What we wanted to smell: L’Atelier de Givenchy Gaïac Mystique Eau de Parfum, a purportedly heavenly feminine fragrance featuring guaiac wood, iris and tonka bean.
Why we couldn’t: Only available in the US at Saks in New York City.
What we smelled instead: Santal Blush from Tom Ford’s Private Blend Collection, which combines creamy sandalwood and bracing notes of ylang-ylang, benzoin and rose. Santal Blush really “throws” as perfumers say, meaning it has excellent projection and seems to almost be coming from everywhere at once.
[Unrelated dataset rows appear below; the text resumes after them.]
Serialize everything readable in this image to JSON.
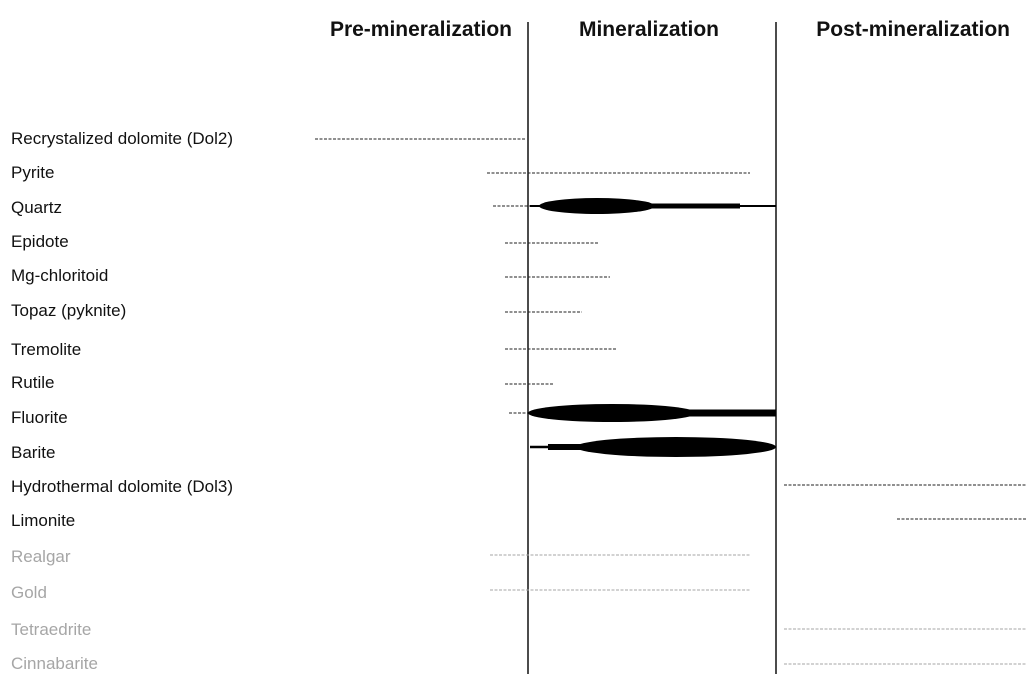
{
  "headers": {
    "pre": "Pre-mineralization",
    "mid": "Mineralization",
    "post": "Post-mineralization"
  },
  "colors": {
    "text": "#111111",
    "muted": "#a6a6a6",
    "line": "#111111"
  },
  "minerals": [
    {
      "name": "Recrystalized dolomite (Dol2)",
      "muted": false
    },
    {
      "name": "Pyrite",
      "muted": false
    },
    {
      "name": "Quartz",
      "muted": false
    },
    {
      "name": "Epidote",
      "muted": false
    },
    {
      "name": "Mg-chloritoid",
      "muted": false
    },
    {
      "name": "Topaz (pyknite)",
      "muted": false
    },
    {
      "name": "Tremolite",
      "muted": false
    },
    {
      "name": "Rutile",
      "muted": false
    },
    {
      "name": "Fluorite",
      "muted": false
    },
    {
      "name": "Barite",
      "muted": false
    },
    {
      "name": "Hydrothermal dolomite (Dol3)",
      "muted": false
    },
    {
      "name": "Limonite",
      "muted": false
    },
    {
      "name": "Realgar",
      "muted": true
    },
    {
      "name": "Gold",
      "muted": true
    },
    {
      "name": "Tetraedrite",
      "muted": true
    },
    {
      "name": "Cinnabarite",
      "muted": true
    }
  ]
}
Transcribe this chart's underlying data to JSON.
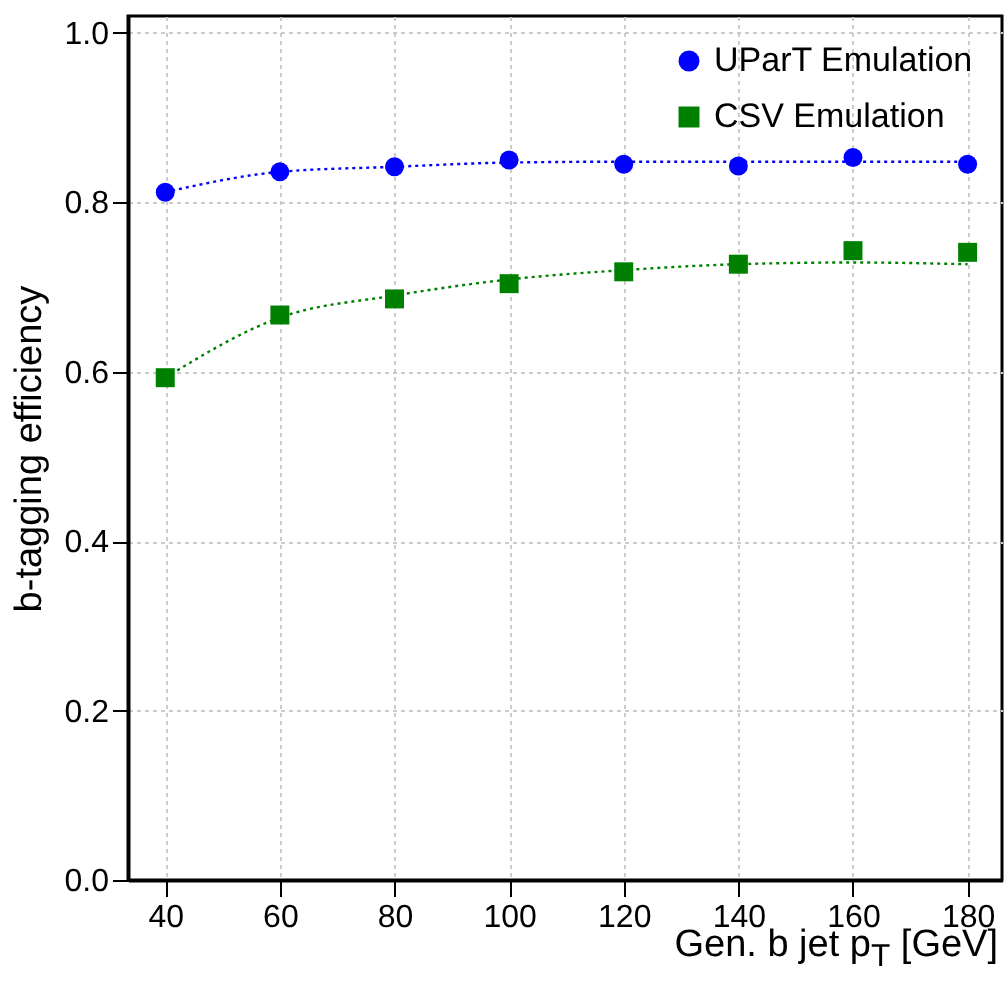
{
  "chart_data": {
    "type": "scatter",
    "xlabel": "Gen. b jet p$_{T}$ [GeV]",
    "ylabel": "b-tagging efficiency",
    "x": [
      40,
      60,
      80,
      100,
      120,
      140,
      160,
      180
    ],
    "series": [
      {
        "name": "UParT Emulation",
        "color": "#0000ff",
        "marker": "circle",
        "values": [
          0.812,
          0.836,
          0.842,
          0.85,
          0.845,
          0.843,
          0.853,
          0.845
        ]
      },
      {
        "name": "CSV Emulation",
        "color": "#008000",
        "marker": "square",
        "values": [
          0.593,
          0.667,
          0.686,
          0.704,
          0.718,
          0.727,
          0.743,
          0.741
        ]
      },
      {
        "type": "line",
        "color": "#0000ff",
        "line_style": "dotted",
        "values": [
          0.812,
          0.836,
          0.842,
          0.847,
          0.848,
          0.848,
          0.848,
          0.848
        ]
      },
      {
        "type": "line",
        "color": "#008000",
        "line_style": "dotted",
        "values": [
          0.593,
          0.664,
          0.69,
          0.709,
          0.72,
          0.727,
          0.729,
          0.727
        ]
      }
    ],
    "xlim": [
      33.5,
      186
    ],
    "xticks": [
      40,
      60,
      80,
      100,
      120,
      140,
      160,
      180
    ],
    "ylim": [
      0,
      1.02
    ],
    "yticks": [
      {
        "value": 0,
        "label": "0.0"
      },
      {
        "value": 0.2,
        "label": "0.2"
      },
      {
        "value": 0.4,
        "label": "0.4"
      },
      {
        "value": 0.6,
        "label": "0.6"
      },
      {
        "value": 0.8,
        "label": "0.8"
      },
      {
        "value": 1.0,
        "label": "1.0"
      }
    ],
    "grid": true,
    "legend": "top right"
  }
}
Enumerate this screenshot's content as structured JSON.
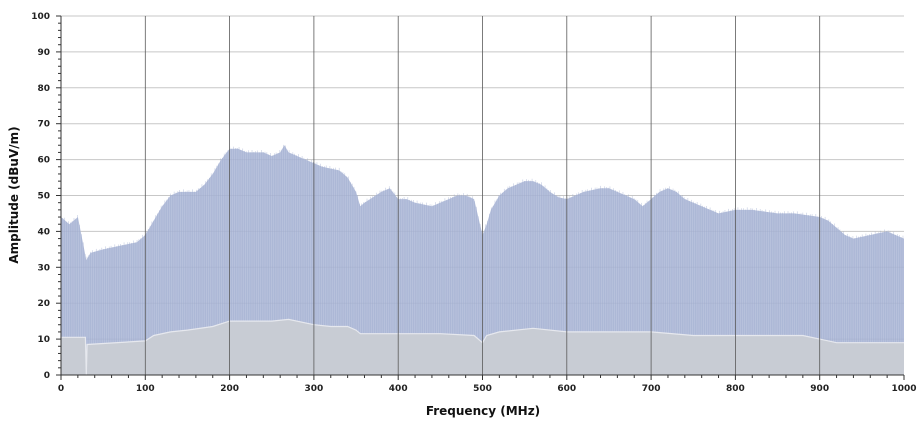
{
  "chart_data": {
    "type": "area",
    "title": "",
    "xlabel": "Frequency (MHz)",
    "ylabel": "Amplitude (dBuV/m)",
    "xlim": [
      0,
      1000
    ],
    "ylim": [
      0,
      100
    ],
    "x_ticks": [
      0,
      100,
      200,
      300,
      400,
      500,
      600,
      700,
      800,
      900,
      1000
    ],
    "y_ticks": [
      0,
      10,
      20,
      30,
      40,
      50,
      60,
      70,
      80,
      90,
      100
    ],
    "grid": true,
    "series": [
      {
        "color": "#aab6d6",
        "x": [
          0,
          10,
          20,
          30,
          35,
          50,
          70,
          90,
          100,
          110,
          120,
          130,
          140,
          150,
          160,
          170,
          180,
          190,
          200,
          210,
          220,
          230,
          240,
          250,
          260,
          265,
          270,
          280,
          290,
          300,
          310,
          320,
          330,
          340,
          350,
          355,
          360,
          380,
          390,
          400,
          410,
          420,
          440,
          460,
          470,
          480,
          490,
          500,
          505,
          510,
          520,
          530,
          540,
          550,
          560,
          570,
          580,
          590,
          600,
          620,
          640,
          650,
          660,
          680,
          690,
          700,
          710,
          720,
          730,
          740,
          760,
          780,
          800,
          820,
          850,
          870,
          900,
          910,
          920,
          930,
          940,
          960,
          980,
          1000
        ],
        "values": [
          44,
          42,
          44,
          32,
          34,
          35,
          36,
          37,
          39,
          43,
          47,
          50,
          51,
          51,
          51,
          53,
          56,
          60,
          63,
          63,
          62,
          62,
          62,
          61,
          62,
          64,
          62,
          61,
          60,
          59,
          58,
          57.5,
          57,
          55,
          51,
          47,
          48,
          51,
          52,
          49,
          49,
          48,
          47,
          49,
          50,
          50,
          49,
          39,
          42,
          46,
          50,
          52,
          53,
          54,
          54,
          53,
          51,
          49.5,
          49,
          51,
          52,
          52,
          51,
          49,
          47,
          49,
          51,
          52,
          51,
          49,
          47,
          45,
          46,
          46,
          45,
          45,
          44,
          43,
          41,
          39,
          38,
          39,
          40,
          38
        ]
      },
      {
        "color": "#c8ccd4",
        "x": [
          0,
          29,
          30,
          31,
          100,
          110,
          130,
          150,
          180,
          200,
          220,
          250,
          270,
          300,
          320,
          340,
          350,
          355,
          400,
          450,
          490,
          500,
          505,
          520,
          560,
          600,
          650,
          700,
          750,
          800,
          850,
          880,
          900,
          920,
          950,
          1000
        ],
        "values": [
          10.5,
          10.5,
          0,
          8.5,
          9.5,
          11,
          12,
          12.5,
          13.5,
          15,
          15,
          15,
          15.5,
          14,
          13.5,
          13.5,
          12.5,
          11.5,
          11.5,
          11.5,
          11,
          9,
          11,
          12,
          13,
          12,
          12,
          12,
          11,
          11,
          11,
          11,
          10,
          9,
          9,
          9
        ]
      }
    ]
  }
}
I first smelled this on a woman on the subway in Manhattan in 2011 and was completely mesmerized.
What I broke down and bought: For masculine fragrances, the closest thing I’ve found to a universal solvent, ie a fragrance beloved by everyone who encounters it, is Terre d’Hermès by Jean-Claude Ellena. The newest iteration, Terre d’Hermès Eau Très Fraiche is like a more wearable version of Oyédo by arty Paris fragrance house Diptyque.
Oyédo turns up bitter orange’s white, pithy note to a fizzing, hissing 11 on the dial while cheerfully radiating the smell of tangerine Life Savers in the background as if that were the most normal thing in the world to walk around smelling like. It makes me giggle, but it’s not necessarily what I want to exude all day.
Eau Très Fraiche brings some of that vivid, pith-and-peel orange power to bear in its top notes which are then backed up by Terre d’Hermès’ luxurious signature accord. I couldn’t help myself.